The yields on German government securities are already below zero for the first time since the financial crisis. Overall, globally, bonds are falling to fresh lows with almost every passing day. This sends a cacophony of signals that make investors feel pessimistic about the outlook for the global economy. Central banks from New Zealand to India have responded to this threat by surprising markets in trying to stimulate their economies.
In recent weeks, investors have seen lower yields on bonds everywhere. Squeezed to the wall, they are now desperately seeking sources of profit, avoiding risky assets in these times of uncertainty. Yields on absolutely all German government securities have fallen below zero this week, with the 10-year bonds of some of the most risky countries in the Eurozone - Spain and Portugal - approaching dangerously negative territory.
This causes market participants to hide in longer-term bonds, betting that the ECB will re-quantify to counter the weakening economy. We are already seeing less activity and a shift away from shorter-term debt instruments, bearing in mind that interest rates on deposits are -0.40%.
Globally, the effects of the trade war are being felt. 10-year US bonds are at their lowest levels since 2016, and 2-year bonds should not even be mentioned ... This is a clear sign that they may only divide us a few months until the next recession.
And undoubtedly, fears escalated this week that the US-China trade war could turn into a currency war.

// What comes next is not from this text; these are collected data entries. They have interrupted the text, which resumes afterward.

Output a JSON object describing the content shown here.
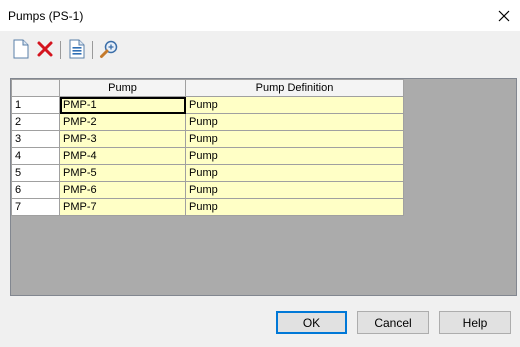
{
  "window": {
    "title": "Pumps (PS-1)",
    "close_glyph": "✕"
  },
  "toolbar": {
    "buttons": [
      {
        "name": "new-icon"
      },
      {
        "name": "delete-icon"
      },
      {
        "name": "report-icon"
      },
      {
        "name": "zoom-icon"
      }
    ]
  },
  "table": {
    "columns": [
      "Pump",
      "Pump Definition"
    ],
    "rows": [
      {
        "num": "1",
        "pump": "PMP-1",
        "definition": "Pump"
      },
      {
        "num": "2",
        "pump": "PMP-2",
        "definition": "Pump"
      },
      {
        "num": "3",
        "pump": "PMP-3",
        "definition": "Pump"
      },
      {
        "num": "4",
        "pump": "PMP-4",
        "definition": "Pump"
      },
      {
        "num": "5",
        "pump": "PMP-5",
        "definition": "Pump"
      },
      {
        "num": "6",
        "pump": "PMP-6",
        "definition": "Pump"
      },
      {
        "num": "7",
        "pump": "PMP-7",
        "definition": "Pump"
      }
    ],
    "selected_row": 0,
    "colors": {
      "cell_bg": "#ffffc6",
      "grid_bg": "#ababab"
    }
  },
  "footer": {
    "ok_label": "OK",
    "cancel_label": "Cancel",
    "help_label": "Help"
  }
}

Earlier in the week, the PBOC devalued the yuan to its lowest since 2008. Traders are also increasingly worried that the Swiss National Bank may also interfere in foreign exchange markets, depreciating the Swiss franc. At that time, New Zealand and Thailand cut interest rates. Perhaps still unconscious, the Federal Reserve has also taken a course to ease monetary policy.
Source: Bloomberg Finance L.P.
Graphs: Used with permission of Bloomberg Finance L.P.